Anti ou alter-américanisme ?

lundi 27 octobre 2003, par Francis Dupuis-Déri

Francis Dupuis-Déri

Plusieurs militants du mouvement « altermondialiste » grimacent d’horreur quand je leur dis que je suis affilié depuis presque trois ans à une université américaine. C’est que l’« anti-américanisme » est fort répandu au sein de la gauche en général et du mouvement altermondialiste en particulier. Quoi de plus révélateur, à ce sujet, que les sourires sadiques qui illuminèrent tant de visages militants à l’annonce des attaques aériennes du 11 septembre contre les États-Unis. Dans le milieu anarchiste français où j’ai navigué quelques mois dans le cadre des mobilisations contre le G8 à Évian, en juin 2003, il n’était pas rare qu’on me dise qu’il ne fallait jamais mettre les pieds aux États-Unis. Visiter les États-Unis participerait, selon cette logique, à la légitimation de la puissance américaine militariste, injuste et raciste.

J’en suis venu à souligner deux contradictions qui minent cet anti-américanisme globalisant. Pour un anarchiste, tous les États devraient être considérés comme illégitimes, puisqu’ils sont tous par définition autoritaires et hiérarchiques. S’il faut boycotter les États-Unis, il faudrait également s’exiler de la France, elle aussi puissance militariste (intervention en Côte d’Ivoire, par exemple) et raciste (20 % de suffrages pour le Front national aux élections présidentielles en 2002).

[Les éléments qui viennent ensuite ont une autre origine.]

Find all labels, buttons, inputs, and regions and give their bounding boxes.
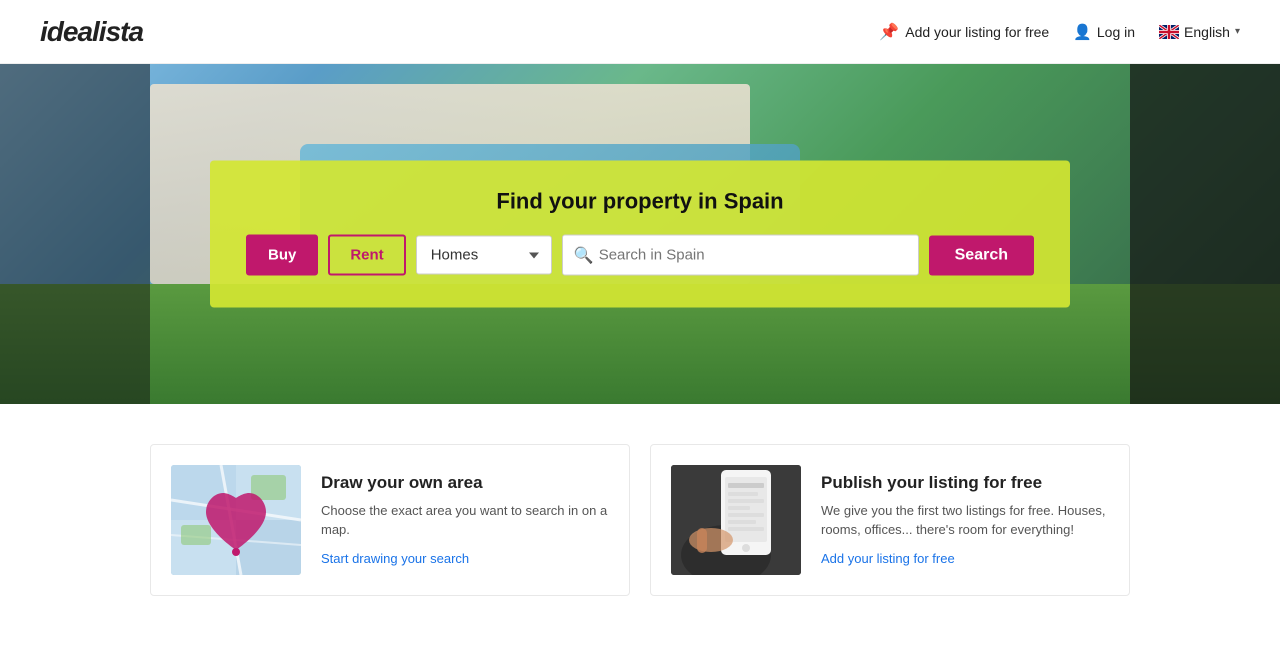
- search-overlay: Find your property in Spain Buy Rent Hom…: [210, 161, 1070, 308]
- language-selector[interactable]: English ▾: [1159, 24, 1240, 40]
- login-label: Log in: [1097, 24, 1135, 40]
- draw-area-link[interactable]: Start drawing your search: [321, 551, 469, 566]
- map-image: [171, 465, 301, 575]
- search-controls: Buy Rent Homes Offices Garages Land Ware…: [246, 235, 1034, 276]
- hero-right-panel: [1130, 64, 1280, 404]
- draw-area-desc: Choose the exact area you want to search…: [321, 501, 609, 540]
- publish-listing-desc: We give you the first two listings for f…: [821, 501, 1109, 540]
- person-icon: 👤: [1073, 23, 1092, 41]
- header-right: 📌 Add your listing for free 👤 Log in Eng…: [879, 22, 1240, 42]
- publish-listing-content: Publish your listing for free We give yo…: [821, 473, 1109, 568]
- hero-section: Find your property in Spain Buy Rent Hom…: [0, 64, 1280, 404]
- cards-section: Draw your own area Choose the exact area…: [0, 404, 1280, 636]
- draw-area-card: Draw your own area Choose the exact area…: [150, 444, 630, 596]
- search-icon: 🔍: [574, 245, 594, 265]
- add-listing-link[interactable]: 📌 Add your listing for free: [879, 22, 1049, 42]
- hero-title: Find your property in Spain: [246, 189, 1034, 215]
- tab-buy[interactable]: Buy: [246, 235, 318, 276]
- phone-image: [671, 465, 801, 575]
- add-listing-label: Add your listing for free: [905, 24, 1049, 40]
- property-type-select[interactable]: Homes Offices Garages Land Warehouses: [416, 236, 552, 275]
- login-link[interactable]: 👤 Log in: [1073, 23, 1135, 41]
- draw-area-image: [171, 465, 301, 575]
- pin-icon: 📌: [879, 22, 899, 42]
- logo: idealista: [40, 16, 143, 48]
- search-input[interactable]: [562, 235, 919, 276]
- publish-listing-link[interactable]: Add your listing for free: [821, 551, 955, 566]
- publish-listing-image: [671, 465, 801, 575]
- draw-area-content: Draw your own area Choose the exact area…: [321, 473, 609, 568]
- publish-listing-card: Publish your listing for free We give yo…: [650, 444, 1130, 596]
- draw-area-title: Draw your own area: [321, 473, 609, 493]
- hero-left-panel: [0, 64, 150, 404]
- flag-uk-icon: [1159, 25, 1179, 39]
- language-label: English: [1184, 24, 1230, 40]
- tab-rent[interactable]: Rent: [328, 235, 405, 276]
- search-input-wrapper: 🔍: [562, 235, 919, 276]
- chevron-down-icon: ▾: [1235, 26, 1240, 37]
- publish-listing-title: Publish your listing for free: [821, 473, 1109, 493]
- search-button[interactable]: Search: [929, 235, 1034, 275]
- header: idealista 📌 Add your listing for free 👤 …: [0, 0, 1280, 64]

Plus important encore, l’anti-américanisme globalisant fait oublier qu’il y a des milliers de militants de gauche et d’extrême gauche actifs aux États-Unis qui seraient insultés d’être confondus avec le gouvernement de la Maison Blanche.

C’est un immense Empire bigarré qui s’étend sur ce territoire connu sous le nom trompeur d’États-« Unis ». Que de différences entre chacune des mégalopoles (New York, Los Angeles, Chicago, etc.), mais aussi entre ces villes et les campagnes, entre l’Est et l’Ouest, le Nord et le Sud, entre les pauvres et les riches, entre les « Blancs », les Afro-Américains et les Latino-Américains, entre les chrétiens ultra-orthodoxes et les juifs, les musulmans et les athées, les militants des Black Blocs et les policiers, les millions de détenus et leurs gardiens de prison.

Des milliers d’anarchistes, d’écologistes, de féministes et de pacifistes y sont, sur la ligne de front qui passe au coeur même de l’Empire. Ils militent dans des organisations comme Act Up !, Justice for Janitors, Public Citizen, AK Press, Ruckus Society et ils ont comme alliés Noam Chomsky, Michael Moore, Howard Zinn, Murray Bookchin et bien d’autres, tous d’ardents défenseurs de la liberté, de l’égalité et de la justice. Trop nombreux sont leurs compatriotes qui les accusent d’être des traîtres qui commettent des actes non-américains (unamerican acts), une expression qui en dit long sur la vision homogénéisante qu’entretiennent beaucoup d’Américains de droite sur leur propre pays et qui vaut bien l’anti-américanisme globalisant de la gauche.

Tout comme les militants « antimondialisation » préfèrent aujourd’hui l’étiquette d’« altermondialisation » qui évoque l’idée qu’une « autre mondialisation est possible », il faudrait passer de l’« anti-américanisme » à l’« alter-américanisme » pour souligner notre solidarité avec l’Amérique qui dénonce et qui lutte, dans des conditions pénibles, contre les méfaits des divers pouvoirs illégitimes qui sévissent aux États-Unis et ailleurs.

Francis Dupuis-Déri


L’auteur est écrivain et chercheur en science politique au Massachusetts Institute of Technology (MIT), à Boston.